Diabetes Mellitus (DM) accounts for a set of metaboiic disorders characterized by chronic hyperglycemia resulting from failure of insulin action and/or insulin secretion. Insulinotherapy consists in treating DM through daily subcutaneous applications of insulin to control glycemic leveis. Chitosan, studied by Biomedicine, is a biomaterial that can be used in pharmacol-controlled delivery systems whose delivery rate can be controlled by sodium tripolyphosphate (TPP) - an ionic reticulate chitosan used in specific applications. Thus, the primary objective of this work was to develop and estimate chitosan polymeric membranes and reticulated chitosan through TPP to be used in insulin-controlled delivery system, aiming to obtain an alternative route rather than the injectable system to administer this drug. The existing membranes were characterized by Surface Tension techniques, Fourier Transform Infrared-Region Spectroscopy (FTIR), X-ray Diffraction (XRD), Optic Microscopy (OM), Scanning Electron Microscopy (SEM), Energy-dispersive X-ray Spectroscopy (EDX), HighPerformance Liquid Chromatography (HPLC), Enzymatic Biodegradation, Macrophage Cellular Availability Estimate (MCA), and Nitric Oxide Production Determination. The surface tension measurements enabled to detect an increase in the hydrophilic character of the surface membrane containing insulin and tripolyphosphate compared to those of pure chitosan. The FTIR helped to identify interaction between chitosan, insulin and tripolyphosphate. The XRD technique showed a change in chitosan semicrystalline character with insulin and tripolyphosphate. Chemical elements in chitosan, insulin and tripolyphosphate sodium were detected by EDX technique.

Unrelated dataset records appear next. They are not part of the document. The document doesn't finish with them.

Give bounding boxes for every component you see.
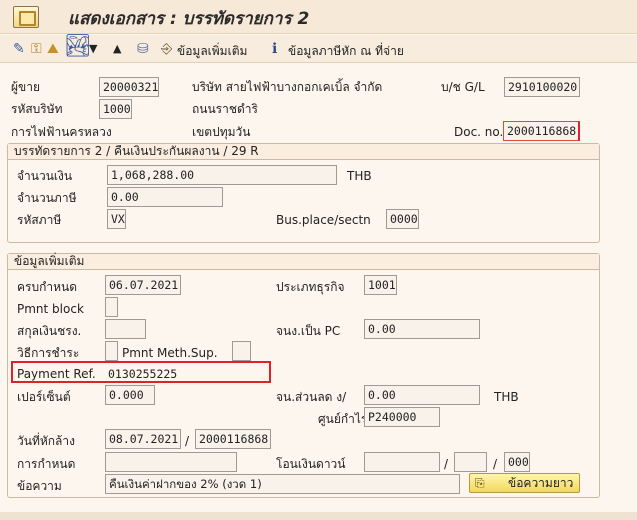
currency-label: สกุลเงินชรง. (17, 324, 82, 338)
payment-ref-field[interactable]: 0130255225 (108, 367, 177, 381)
assignment-label: การกำหนด (17, 457, 76, 471)
percent-field[interactable]: 0.000 (105, 385, 155, 405)
bus-place-field[interactable]: 0000 (386, 209, 419, 229)
vendor-label: ผู้ขาย (11, 80, 41, 94)
toolbar: ✎ ⚿ ⛰ 🏞 ▼ ▲ ⛁ ⎆ ข้อมูลเพิ่มเติม ℹ ข้อมูล… (0, 32, 637, 63)
long-text-button[interactable]: ⎘ ข้อความยาว (469, 473, 580, 493)
transfer-separator-1: / (444, 457, 449, 471)
transfer-field-2[interactable] (454, 452, 487, 472)
more-data-group-title: ข้อมูลเพิ่มเติม (8, 254, 599, 270)
bottom-strip (0, 512, 637, 520)
line-item-group-title: บรรทัดรายการ 2 / คืนเงินประกันผลงาน / 29… (8, 144, 599, 160)
title-bar: แสดงเอกสาร : บรรทัดรายการ 2 (0, 0, 637, 34)
company-code-field[interactable]: 1000 (99, 99, 132, 119)
doc-no-field[interactable]: 2000116868 (503, 121, 580, 141)
doc-no-label: Doc. no. (454, 125, 504, 139)
profit-center-label: ศูนย์กำไร (318, 412, 368, 426)
percent-label: เปอร์เซ็นต์ (17, 390, 71, 404)
pencil-glasses-icon[interactable]: ✎ (13, 41, 25, 57)
pay-method-label: วิธีการชำระ (17, 346, 80, 360)
text-field[interactable]: คืนเงินค่าฝากของ 2% (งวด 1) (105, 474, 460, 494)
discount-currency: THB (494, 390, 519, 404)
amount-label: จำนวนเงิน (17, 169, 73, 183)
tax-code-field[interactable]: VX (107, 209, 126, 229)
deduction-date-label: วันที่หักล้าง (17, 434, 75, 448)
discount-amount-label: จน.ส่วนลด ง/ (276, 390, 347, 404)
payment-ref-label: Payment Ref. (17, 367, 96, 381)
key-icon[interactable]: ⚿ (31, 41, 42, 57)
authority-text: การไฟฟ้านครหลวง (11, 125, 112, 139)
gl-label: บ/ช G/L (441, 80, 485, 94)
due-date-label: ครบกำหนด (17, 280, 77, 294)
mountain-icon[interactable]: 🏞 (64, 32, 92, 59)
triangle-up-icon[interactable]: ▲ (113, 41, 121, 57)
line-item-group: บรรทัดรายการ 2 / คืนเงินประกันผลงาน / 29… (7, 143, 600, 243)
street-text: ถนนราชดำริ (192, 102, 258, 116)
deduction-separator: / (185, 434, 190, 448)
assignment-field[interactable] (105, 452, 237, 472)
info-icon[interactable]: ℹ (272, 41, 277, 57)
deduction-date-field[interactable]: 08.07.2021 (105, 429, 181, 449)
business-type-label: ประเภทธุรกิจ (276, 280, 345, 294)
pmnt-meth-sup-field[interactable] (232, 341, 251, 361)
amount-currency: THB (347, 169, 372, 183)
mountain-icon[interactable]: ⛰ (47, 41, 59, 57)
pmnt-block-label: Pmnt block (17, 302, 84, 316)
text-label: ข้อความ (17, 479, 62, 493)
withholding-tax-button[interactable]: ข้อมูลภาษีหัก ณ ที่จ่าย (288, 42, 404, 61)
transfer-field-3[interactable]: 000 (504, 452, 530, 472)
pmnt-meth-sup-label: Pmnt Meth.Sup. (122, 346, 218, 360)
stamp-icon[interactable]: ⛁ (137, 41, 149, 57)
more-data-icon[interactable]: ⎆ (161, 41, 172, 57)
triangle-down-icon[interactable]: ▼ (89, 41, 97, 57)
business-type-field[interactable]: 1001 (364, 275, 397, 295)
company-code-label: รหัสบริษัท (11, 102, 63, 116)
transfer-separator-2: / (493, 457, 498, 471)
amount-field[interactable]: 1,068,288.00 (107, 165, 337, 185)
pc-amount-label: จนง.เป็น PC (276, 324, 341, 338)
district-text: เขตปทุมวัน (192, 125, 251, 139)
due-date-field[interactable]: 06.07.2021 (105, 275, 181, 295)
gl-account-field[interactable]: 2910100020 (504, 77, 580, 97)
vendor-field[interactable]: 20000321 (99, 77, 159, 97)
long-text-icon: ⎘ (475, 476, 485, 490)
window-title: แสดงเอกสาร : บรรทัดรายการ 2 (68, 9, 310, 29)
tax-amount-field[interactable]: 0.00 (107, 187, 223, 207)
long-text-button-label: ข้อความยาว (508, 476, 574, 490)
more-data-button[interactable]: ข้อมูลเพิ่มเติม (177, 42, 247, 61)
pc-amount-field[interactable]: 0.00 (364, 319, 480, 339)
currency-field[interactable] (105, 319, 146, 339)
app-document-icon[interactable] (13, 6, 39, 28)
pmnt-block-field[interactable] (105, 297, 118, 317)
bus-place-label: Bus.place/sectn (276, 213, 371, 227)
vendor-name: บริษัท สายไฟฟ้าบางกอกเคเบิ้ล จำกัด (192, 80, 383, 94)
pay-method-field[interactable] (105, 341, 118, 361)
deduction-doc-field[interactable]: 2000116868 (195, 429, 271, 449)
discount-amount-field[interactable]: 0.00 (364, 385, 480, 405)
tax-code-label: รหัสภาษี (17, 213, 62, 227)
transfer-field-1[interactable] (364, 452, 440, 472)
transfer-label: โอนเงินดาวน์ (276, 457, 346, 471)
tax-amount-label: จำนวนภาษี (17, 191, 77, 205)
profit-center-field[interactable]: P240000 (364, 407, 440, 427)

OM and SEM revealed a change in the membrane morphology with insulin when compared to that of pure chitosan in the presence of granular multiple-sized particles. The HPLC test showed that the insulin was identified and separated without any structural change in chitosan membrane even when this membrane was reticulated by TPP. The biodegradation tests revealed that the membranes are biodegradable. Composite biocompatibility was confirmed by MCA and NO that revealed little or no citotoxity. The results presented indicated changes that suggest the presence of insulin incorporated in chitosan membrane. The membranes developed presented availability to be used as biomaterial in insulin-controlled delivery systems.